They are of this size, given:

  • the compiler (& options) you used
  • your target platform
  • the absence of directives related to aligment/packing in the code

For your video, I guess the speaker just took a given platform/toolchain to develop his example. However in general, since sizeof(T) is compiler/platform dependent, std::atomic<T>::is_lock_free() is also compiler/platform dependent.

Examples

Using the following struct:

struct C {
    uint64_t x;
    uint32_t y;
};

Different compilers & options

Target platform

Alignment/packing directives

Why these differences ?

Compilers are free to add unused bits/bytes after any field of a structure/class. They do so for performance reasons: on some platforms, it is faster to read/write a multi-byte int that verify certain alignment properties (usually, the address of a N-bytes int must be divisible by N).

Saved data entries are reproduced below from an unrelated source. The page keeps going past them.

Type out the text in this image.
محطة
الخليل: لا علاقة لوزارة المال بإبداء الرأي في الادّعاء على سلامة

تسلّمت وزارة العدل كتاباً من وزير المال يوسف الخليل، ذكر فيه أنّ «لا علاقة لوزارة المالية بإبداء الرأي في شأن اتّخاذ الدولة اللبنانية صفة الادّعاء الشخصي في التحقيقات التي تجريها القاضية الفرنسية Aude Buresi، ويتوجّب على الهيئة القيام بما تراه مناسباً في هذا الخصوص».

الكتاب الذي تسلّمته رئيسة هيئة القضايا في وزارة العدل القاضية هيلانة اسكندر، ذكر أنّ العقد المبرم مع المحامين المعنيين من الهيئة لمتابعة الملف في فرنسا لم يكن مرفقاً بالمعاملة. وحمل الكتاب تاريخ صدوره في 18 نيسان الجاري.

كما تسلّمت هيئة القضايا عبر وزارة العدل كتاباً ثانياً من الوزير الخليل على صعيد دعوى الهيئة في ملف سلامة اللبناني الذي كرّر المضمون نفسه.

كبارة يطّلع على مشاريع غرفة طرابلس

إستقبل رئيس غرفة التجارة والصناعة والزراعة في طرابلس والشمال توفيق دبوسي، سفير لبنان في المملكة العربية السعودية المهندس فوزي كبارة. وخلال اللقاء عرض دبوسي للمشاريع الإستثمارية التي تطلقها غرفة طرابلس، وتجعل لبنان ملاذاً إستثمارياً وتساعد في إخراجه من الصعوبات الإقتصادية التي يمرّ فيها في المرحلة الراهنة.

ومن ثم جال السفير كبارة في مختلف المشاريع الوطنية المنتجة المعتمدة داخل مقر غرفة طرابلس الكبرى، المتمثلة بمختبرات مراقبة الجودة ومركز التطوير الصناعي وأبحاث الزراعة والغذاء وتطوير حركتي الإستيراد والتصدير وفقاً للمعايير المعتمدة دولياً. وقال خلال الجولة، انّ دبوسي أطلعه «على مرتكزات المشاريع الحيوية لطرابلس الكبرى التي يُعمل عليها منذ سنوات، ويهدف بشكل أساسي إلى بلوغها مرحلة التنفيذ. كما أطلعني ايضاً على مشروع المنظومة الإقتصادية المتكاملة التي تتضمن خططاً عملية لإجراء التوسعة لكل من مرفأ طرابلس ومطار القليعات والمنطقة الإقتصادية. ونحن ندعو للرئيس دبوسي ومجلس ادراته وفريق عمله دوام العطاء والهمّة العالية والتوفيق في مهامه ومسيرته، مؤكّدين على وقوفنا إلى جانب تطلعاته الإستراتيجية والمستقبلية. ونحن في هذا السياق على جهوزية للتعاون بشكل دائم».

Usually, it's convenient that your C++ compiler performs low level optimizations behind your back. Sometimes you want more control on this feature (non-exhaustive list of reasons):

  • when you serialize data which will be read by a different program (save to file, send to the network).
  • when memory usage is more important than execution speed.
  • in multicore & multithreaded program, controlling how many struct there are in a CPU cache line can limit cache invalidations between cores, which improves execution speed.

Which is why compilers usually provides utilities to control it.

TL;DR

The sizeof(T) doesn't "have" to be anything for a given T. It is compiler/platform dependent, and you can often override it with specific compiler directives.